Он заехал за знакомым доктором. Доктор этот был кутила, но считался одним из лучших в городе, хотя за обилием практики и за кутежами ему совсем некогда было следить за наукой. И Стрельникову казалось, что всей своей славой этот доктор обязан только тому, что был самоуверен и грубо обращался с своими пациентами. Только с больными детьми он был внимателен и нежен и всеми силами избегал прописывать им лекарства.

-- Sage femme, -- прочел на вывесочке в несчетный раз Стрельников с неприятным чувством; а под ней была медная дощечка, на которой было отчетливо выгравировано: Ольга Ивановна Зеленко.

Она сама встретила их в передней. Этого доктора она не любила, как не любила никого из товарищей Стрельникова, считая их безнравственными и враждебно к ней настроенными; но теперь она встретила доктора с тем заискивающим уважением и слепым доверием, с которым всегда относятся к докторам, когда в доме больной.

И тут Стрельникову показалось, что он давно ее не видел, и что она еще старше и некрасивее, чем представлялась, когда он о ней вспоминал. Впрочем, при посторонних она всегда казалась ему хуже.

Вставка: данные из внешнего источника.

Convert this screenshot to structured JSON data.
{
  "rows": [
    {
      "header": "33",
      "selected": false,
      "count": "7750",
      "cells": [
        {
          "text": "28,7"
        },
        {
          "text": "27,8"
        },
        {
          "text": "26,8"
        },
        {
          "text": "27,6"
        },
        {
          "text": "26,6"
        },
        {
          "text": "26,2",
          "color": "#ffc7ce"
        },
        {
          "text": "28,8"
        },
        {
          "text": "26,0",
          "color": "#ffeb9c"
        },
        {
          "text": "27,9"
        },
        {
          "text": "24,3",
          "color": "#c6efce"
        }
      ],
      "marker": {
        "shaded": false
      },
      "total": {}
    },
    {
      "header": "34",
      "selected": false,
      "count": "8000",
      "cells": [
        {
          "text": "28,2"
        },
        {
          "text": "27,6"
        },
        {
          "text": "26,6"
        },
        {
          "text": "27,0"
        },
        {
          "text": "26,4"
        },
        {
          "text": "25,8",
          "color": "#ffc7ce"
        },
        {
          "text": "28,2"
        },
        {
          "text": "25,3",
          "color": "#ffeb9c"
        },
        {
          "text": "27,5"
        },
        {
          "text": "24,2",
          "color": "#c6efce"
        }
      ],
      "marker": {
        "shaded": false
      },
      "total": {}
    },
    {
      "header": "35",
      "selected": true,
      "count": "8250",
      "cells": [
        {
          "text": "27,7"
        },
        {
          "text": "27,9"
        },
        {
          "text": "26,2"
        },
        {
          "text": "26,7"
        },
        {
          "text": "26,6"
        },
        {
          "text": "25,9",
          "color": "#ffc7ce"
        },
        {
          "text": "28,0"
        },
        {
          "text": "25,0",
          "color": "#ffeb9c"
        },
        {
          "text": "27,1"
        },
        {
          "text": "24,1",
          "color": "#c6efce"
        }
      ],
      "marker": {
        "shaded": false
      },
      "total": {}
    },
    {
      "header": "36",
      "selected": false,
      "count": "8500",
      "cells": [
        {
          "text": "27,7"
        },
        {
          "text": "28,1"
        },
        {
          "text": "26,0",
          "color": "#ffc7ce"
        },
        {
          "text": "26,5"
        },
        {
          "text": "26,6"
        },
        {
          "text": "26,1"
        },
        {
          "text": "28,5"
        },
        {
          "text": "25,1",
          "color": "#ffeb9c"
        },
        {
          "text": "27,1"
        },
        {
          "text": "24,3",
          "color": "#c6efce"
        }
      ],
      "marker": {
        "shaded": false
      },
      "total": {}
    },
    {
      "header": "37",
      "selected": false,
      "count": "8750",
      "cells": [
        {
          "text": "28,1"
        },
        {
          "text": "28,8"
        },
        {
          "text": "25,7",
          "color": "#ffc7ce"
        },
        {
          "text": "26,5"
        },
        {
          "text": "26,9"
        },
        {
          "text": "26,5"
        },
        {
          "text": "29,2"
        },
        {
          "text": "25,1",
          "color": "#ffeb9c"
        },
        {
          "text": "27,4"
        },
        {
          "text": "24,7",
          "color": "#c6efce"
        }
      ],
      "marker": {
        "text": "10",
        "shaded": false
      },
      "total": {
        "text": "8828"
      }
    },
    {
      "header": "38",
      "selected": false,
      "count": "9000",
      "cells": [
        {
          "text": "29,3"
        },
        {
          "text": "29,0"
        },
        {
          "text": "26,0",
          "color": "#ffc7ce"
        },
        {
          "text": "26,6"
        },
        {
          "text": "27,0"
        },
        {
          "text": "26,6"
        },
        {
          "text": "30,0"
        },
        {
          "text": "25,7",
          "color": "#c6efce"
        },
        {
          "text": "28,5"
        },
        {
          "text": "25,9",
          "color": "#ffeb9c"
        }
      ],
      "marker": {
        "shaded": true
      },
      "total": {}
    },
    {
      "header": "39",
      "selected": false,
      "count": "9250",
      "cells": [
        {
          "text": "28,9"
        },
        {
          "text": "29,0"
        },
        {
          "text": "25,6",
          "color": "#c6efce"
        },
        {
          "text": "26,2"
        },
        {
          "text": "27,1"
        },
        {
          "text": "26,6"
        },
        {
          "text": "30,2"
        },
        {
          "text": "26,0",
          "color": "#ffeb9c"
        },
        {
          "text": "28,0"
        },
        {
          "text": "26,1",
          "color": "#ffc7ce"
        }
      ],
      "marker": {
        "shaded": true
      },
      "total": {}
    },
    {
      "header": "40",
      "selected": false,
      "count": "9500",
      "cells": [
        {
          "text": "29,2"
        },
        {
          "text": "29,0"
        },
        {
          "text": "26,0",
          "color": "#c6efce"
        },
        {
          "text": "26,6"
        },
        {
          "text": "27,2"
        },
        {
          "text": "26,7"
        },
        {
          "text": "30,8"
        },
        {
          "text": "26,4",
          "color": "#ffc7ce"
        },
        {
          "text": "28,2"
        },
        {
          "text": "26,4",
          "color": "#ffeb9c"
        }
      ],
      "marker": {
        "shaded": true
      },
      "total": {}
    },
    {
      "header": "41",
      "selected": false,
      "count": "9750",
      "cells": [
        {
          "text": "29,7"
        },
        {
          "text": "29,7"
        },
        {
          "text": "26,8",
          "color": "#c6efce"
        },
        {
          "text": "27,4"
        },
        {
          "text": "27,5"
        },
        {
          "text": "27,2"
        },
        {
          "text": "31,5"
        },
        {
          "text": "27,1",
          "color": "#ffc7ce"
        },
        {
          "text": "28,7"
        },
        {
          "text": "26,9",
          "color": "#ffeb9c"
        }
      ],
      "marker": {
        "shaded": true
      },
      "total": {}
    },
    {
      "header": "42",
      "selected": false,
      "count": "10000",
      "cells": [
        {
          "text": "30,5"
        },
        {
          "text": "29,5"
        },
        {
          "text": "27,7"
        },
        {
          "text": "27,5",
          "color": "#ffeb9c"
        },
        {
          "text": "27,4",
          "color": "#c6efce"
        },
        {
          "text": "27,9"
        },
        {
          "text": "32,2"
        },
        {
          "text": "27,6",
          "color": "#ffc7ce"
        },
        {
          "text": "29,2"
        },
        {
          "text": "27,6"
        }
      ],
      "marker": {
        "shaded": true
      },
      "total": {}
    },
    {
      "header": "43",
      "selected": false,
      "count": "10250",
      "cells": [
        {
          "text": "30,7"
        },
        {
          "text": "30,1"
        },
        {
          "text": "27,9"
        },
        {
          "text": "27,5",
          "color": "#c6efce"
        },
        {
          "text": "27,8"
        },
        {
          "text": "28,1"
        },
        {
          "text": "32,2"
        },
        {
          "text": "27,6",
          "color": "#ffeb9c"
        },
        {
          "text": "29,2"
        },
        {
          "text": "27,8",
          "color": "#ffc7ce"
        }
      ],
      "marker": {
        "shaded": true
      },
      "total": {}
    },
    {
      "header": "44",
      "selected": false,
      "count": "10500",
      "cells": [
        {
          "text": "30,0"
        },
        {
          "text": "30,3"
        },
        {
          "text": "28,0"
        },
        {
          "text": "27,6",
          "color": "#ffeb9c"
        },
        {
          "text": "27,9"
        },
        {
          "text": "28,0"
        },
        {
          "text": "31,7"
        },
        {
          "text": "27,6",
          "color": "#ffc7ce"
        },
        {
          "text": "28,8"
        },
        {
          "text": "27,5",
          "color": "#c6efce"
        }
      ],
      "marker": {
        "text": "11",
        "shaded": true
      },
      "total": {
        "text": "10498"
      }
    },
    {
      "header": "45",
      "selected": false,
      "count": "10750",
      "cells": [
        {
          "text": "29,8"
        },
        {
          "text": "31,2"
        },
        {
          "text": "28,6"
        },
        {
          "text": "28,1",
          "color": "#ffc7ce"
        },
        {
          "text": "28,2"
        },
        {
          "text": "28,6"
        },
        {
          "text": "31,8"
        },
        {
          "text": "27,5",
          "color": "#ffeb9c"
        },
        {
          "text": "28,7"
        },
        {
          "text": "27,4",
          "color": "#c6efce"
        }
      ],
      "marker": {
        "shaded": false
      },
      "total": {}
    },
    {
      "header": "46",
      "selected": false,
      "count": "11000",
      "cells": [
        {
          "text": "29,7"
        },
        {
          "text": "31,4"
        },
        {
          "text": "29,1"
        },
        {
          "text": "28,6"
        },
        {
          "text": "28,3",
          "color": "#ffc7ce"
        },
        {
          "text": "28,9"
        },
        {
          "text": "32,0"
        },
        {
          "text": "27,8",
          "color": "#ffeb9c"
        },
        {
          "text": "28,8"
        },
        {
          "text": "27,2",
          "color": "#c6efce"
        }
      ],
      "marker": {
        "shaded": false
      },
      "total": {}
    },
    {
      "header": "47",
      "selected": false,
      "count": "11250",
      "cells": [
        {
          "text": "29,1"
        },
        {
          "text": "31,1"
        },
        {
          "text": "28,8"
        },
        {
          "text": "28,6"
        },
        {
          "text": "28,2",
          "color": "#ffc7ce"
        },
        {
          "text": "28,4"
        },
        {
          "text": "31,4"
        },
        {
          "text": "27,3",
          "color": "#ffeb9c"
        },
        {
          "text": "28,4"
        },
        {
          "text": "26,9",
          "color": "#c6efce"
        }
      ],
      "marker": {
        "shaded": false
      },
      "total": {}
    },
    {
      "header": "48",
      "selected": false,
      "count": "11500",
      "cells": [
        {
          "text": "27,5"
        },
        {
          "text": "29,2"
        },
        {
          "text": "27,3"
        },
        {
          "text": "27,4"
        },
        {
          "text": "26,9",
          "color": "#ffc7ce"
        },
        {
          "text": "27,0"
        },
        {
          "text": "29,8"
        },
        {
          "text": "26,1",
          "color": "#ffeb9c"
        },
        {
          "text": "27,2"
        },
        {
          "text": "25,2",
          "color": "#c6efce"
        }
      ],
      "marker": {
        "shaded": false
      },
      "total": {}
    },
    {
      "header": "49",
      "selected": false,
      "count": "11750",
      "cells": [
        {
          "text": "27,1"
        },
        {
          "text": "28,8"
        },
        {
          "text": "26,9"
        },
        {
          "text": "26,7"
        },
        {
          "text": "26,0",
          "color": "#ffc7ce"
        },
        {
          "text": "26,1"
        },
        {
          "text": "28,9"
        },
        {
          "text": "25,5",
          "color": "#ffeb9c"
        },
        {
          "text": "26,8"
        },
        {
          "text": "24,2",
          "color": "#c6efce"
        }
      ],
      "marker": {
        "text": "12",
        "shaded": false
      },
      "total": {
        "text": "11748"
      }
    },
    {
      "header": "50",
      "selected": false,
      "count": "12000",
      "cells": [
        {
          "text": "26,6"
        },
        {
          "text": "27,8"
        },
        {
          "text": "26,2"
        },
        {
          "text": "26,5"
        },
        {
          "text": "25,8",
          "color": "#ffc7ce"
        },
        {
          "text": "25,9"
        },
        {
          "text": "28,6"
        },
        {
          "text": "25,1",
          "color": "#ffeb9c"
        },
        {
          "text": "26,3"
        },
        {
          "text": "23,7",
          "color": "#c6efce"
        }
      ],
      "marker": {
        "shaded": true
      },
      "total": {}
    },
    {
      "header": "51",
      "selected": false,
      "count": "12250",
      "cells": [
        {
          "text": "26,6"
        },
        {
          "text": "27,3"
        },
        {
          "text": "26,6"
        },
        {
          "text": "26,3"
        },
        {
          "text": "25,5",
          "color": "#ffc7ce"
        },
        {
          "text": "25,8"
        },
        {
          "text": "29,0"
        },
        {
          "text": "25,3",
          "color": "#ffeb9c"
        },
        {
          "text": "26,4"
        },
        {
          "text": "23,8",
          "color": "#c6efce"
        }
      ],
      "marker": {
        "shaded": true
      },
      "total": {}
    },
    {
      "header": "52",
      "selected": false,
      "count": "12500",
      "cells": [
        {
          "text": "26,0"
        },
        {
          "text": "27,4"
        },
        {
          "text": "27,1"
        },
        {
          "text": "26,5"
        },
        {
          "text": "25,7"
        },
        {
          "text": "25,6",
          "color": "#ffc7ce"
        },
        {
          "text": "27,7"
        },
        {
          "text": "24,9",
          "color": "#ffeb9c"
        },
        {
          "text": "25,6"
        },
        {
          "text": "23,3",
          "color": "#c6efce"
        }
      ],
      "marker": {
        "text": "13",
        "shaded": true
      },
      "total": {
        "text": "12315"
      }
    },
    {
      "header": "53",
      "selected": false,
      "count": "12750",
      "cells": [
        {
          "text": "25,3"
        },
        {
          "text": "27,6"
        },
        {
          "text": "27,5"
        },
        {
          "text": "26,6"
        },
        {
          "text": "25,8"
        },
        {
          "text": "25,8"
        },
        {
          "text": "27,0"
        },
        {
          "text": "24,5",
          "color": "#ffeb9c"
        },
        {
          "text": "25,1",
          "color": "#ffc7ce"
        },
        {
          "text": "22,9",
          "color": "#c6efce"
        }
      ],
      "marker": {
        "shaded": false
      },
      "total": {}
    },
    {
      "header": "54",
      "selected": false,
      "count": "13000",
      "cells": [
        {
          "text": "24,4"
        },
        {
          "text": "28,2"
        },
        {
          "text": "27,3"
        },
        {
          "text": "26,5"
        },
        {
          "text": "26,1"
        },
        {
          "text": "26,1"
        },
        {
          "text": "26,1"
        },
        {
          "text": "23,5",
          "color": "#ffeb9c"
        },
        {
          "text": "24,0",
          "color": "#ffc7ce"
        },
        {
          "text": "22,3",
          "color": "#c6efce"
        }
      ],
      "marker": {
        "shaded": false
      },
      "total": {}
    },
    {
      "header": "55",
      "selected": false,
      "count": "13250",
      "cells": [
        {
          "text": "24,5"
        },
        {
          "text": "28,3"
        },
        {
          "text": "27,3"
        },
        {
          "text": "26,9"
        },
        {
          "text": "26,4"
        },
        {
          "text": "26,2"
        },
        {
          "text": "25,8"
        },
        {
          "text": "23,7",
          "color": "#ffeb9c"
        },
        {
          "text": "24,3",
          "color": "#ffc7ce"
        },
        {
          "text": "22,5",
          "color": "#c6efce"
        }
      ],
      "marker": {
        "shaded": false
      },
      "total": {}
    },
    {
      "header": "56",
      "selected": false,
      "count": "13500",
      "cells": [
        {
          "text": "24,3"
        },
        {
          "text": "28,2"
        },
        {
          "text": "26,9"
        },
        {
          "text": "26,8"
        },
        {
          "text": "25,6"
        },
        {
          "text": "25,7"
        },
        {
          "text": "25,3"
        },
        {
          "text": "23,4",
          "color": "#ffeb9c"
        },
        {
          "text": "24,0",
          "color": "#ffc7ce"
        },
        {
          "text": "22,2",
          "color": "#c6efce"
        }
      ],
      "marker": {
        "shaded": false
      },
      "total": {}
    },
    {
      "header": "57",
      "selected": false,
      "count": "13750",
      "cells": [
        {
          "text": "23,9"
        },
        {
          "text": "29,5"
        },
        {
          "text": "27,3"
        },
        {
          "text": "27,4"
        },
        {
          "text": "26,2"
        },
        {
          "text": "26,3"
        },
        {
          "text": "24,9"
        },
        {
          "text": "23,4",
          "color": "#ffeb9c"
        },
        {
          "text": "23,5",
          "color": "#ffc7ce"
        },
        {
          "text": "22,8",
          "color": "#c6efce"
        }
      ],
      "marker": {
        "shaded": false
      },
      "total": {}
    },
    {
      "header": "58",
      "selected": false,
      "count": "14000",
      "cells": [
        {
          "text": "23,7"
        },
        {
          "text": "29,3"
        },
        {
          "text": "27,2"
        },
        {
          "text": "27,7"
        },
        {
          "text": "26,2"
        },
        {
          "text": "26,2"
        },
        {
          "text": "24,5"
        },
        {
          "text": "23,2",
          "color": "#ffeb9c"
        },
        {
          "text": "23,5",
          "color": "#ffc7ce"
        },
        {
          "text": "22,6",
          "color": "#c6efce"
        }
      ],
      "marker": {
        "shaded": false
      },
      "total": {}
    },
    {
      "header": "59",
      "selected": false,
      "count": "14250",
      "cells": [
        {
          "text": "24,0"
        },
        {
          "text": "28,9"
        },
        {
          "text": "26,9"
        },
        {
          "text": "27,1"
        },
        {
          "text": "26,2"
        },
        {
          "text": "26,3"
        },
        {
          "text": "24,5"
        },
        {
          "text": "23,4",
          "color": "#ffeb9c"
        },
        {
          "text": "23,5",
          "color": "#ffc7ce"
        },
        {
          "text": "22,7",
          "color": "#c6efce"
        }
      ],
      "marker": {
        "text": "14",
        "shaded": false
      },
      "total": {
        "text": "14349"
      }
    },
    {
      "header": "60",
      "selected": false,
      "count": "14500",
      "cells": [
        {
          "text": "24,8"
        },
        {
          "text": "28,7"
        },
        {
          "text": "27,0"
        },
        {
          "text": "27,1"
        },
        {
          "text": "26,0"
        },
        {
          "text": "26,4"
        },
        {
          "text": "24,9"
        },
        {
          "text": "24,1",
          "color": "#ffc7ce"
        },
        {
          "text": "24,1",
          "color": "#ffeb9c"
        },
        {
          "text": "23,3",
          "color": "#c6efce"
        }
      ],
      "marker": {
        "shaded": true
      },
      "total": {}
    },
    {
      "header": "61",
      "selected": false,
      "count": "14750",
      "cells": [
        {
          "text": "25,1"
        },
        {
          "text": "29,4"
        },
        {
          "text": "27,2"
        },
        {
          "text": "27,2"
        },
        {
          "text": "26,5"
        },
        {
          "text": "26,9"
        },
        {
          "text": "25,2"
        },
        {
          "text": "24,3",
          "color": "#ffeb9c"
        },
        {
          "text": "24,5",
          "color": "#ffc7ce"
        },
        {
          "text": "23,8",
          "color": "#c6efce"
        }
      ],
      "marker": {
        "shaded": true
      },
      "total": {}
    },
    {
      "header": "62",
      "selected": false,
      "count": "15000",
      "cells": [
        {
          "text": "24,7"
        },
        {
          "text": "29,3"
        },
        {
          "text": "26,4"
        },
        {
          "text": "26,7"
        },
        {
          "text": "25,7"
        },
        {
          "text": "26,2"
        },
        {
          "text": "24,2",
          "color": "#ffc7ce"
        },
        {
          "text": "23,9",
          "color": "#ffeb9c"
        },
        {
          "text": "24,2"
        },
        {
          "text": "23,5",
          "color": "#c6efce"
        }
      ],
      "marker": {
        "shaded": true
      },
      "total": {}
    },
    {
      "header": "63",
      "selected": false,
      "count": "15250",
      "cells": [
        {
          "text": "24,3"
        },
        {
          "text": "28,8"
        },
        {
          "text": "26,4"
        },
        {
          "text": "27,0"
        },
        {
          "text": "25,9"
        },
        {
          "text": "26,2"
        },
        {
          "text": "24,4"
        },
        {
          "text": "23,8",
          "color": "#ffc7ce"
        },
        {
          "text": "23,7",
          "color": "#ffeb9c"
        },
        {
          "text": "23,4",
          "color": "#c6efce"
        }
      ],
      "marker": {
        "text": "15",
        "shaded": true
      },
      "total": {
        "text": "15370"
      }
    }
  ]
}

Недурна у нее была только фигура, довольно высокая, стройная, всегда в темном, опрятно и не без вкуса одетая. И казалось как-то странно, что при этой привлекательной фигуре, у нее было такое костлявое лицо с выдающимися скулами и большим, совсем не женским лбом.

Она, по-видимому, старалась закрыть этот лоб расчесанными прямым пробором волосами, но широкие лобные кости обозначались и под ними. Также не по-женски зорко смотрели ее черные подвижные глаза, в которых чувствовалась страстная и не совсем будничная натура. Эти же черты замечались и в извивах ее тонкого рта, с начинавшими уже опускаться углами.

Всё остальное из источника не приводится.